Il gioco del passato è il secondo volume della trilogia dedicata a Michele Capraro. Seguiamo il personaggio dalla sua nascita fino all’entrata in polizia; siamo al suo fianco nel suo lavoro da ispettore e ci muoviamo in diverse aree geografiche, da Palermo a Sondrio, per tornare poi alla Sicilia. Sicilia cara all’autore, che ne racconta luci e ombre, aiutato anche dal dialetto.
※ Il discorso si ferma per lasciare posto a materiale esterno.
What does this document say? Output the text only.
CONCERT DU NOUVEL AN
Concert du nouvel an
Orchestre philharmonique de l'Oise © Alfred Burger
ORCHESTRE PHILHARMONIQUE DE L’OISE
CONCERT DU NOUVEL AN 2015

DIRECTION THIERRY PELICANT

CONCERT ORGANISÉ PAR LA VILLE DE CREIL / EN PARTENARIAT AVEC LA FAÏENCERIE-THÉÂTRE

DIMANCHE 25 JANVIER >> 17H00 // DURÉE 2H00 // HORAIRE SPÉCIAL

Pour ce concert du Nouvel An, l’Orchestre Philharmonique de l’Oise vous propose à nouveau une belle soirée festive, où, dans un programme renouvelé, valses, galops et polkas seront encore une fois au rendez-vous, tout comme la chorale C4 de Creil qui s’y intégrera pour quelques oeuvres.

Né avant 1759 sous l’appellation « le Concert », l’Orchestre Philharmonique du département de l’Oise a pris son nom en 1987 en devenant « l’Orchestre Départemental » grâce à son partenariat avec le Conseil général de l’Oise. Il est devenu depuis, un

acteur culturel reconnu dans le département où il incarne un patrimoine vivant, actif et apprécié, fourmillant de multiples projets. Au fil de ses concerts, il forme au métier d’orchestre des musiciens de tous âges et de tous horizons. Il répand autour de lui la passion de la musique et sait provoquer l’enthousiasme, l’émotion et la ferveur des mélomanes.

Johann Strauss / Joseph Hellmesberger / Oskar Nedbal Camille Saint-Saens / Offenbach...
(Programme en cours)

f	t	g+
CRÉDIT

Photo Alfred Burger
Alessandro Salvatore Ferrara è nato a Caltanissetta. Ha trascorso la sua vita tra la città d’origine e la sua provincia, la splendida Palermo, dove ha operato per anni con importanti incarichi relativi alla tutela del patrimonio culturale e allo sviluppo economico del territorio siciliano, e l’area attorno a Ragusa, dove ha anche svolto il ruolo di Soprintendente per i Beni Culturali e Ambientali. Queste esperienze lo hanno indotto a girare e conoscere tutto il territorio della sua Sicilia. È stato un Dirigente della Regione Siciliana per oltre un trentennio, concludendo la carriera in un ruolo apicale, quale Dirigente Generale del Dipartimento delle Attività Produttive a Palermo. Prima di questa lunga fase, ha vissuto una parentesi dedicata alla libera professione come architetto, settore al quale è rimasto sempre legato con passione, così come traspare anche dai contenuti dei suoi volumi. Scrivere è stata da sempre un’altra sua grande aspirazione, espressa fin dalle sue prime esperienze giovanili e lavorative.Ha abbracciato infatti con decisione e ambizione il variegato mondo della scrittura. Ha pubblicato nel 2020 il suo primo libro, Good Morning Sicily, la prima e ultima Repubblica; a seguire, La ragazza di Pozzallo, tradotto anche in lingua spagnola e francese. Il gioco del passato è il suo terzo libro e sta già lavorando alla sua quarta opera letteraria. Gode dell’amore di due figli e quattro nipotini: la figlia vive nella grande Roma, con due splendide nipotine, il figlio e i nipotini più piccoli a Valencia, in Spagna.
Ogni impegno della sua vita è finalizzato a dare amore e certezze ai suoi cari.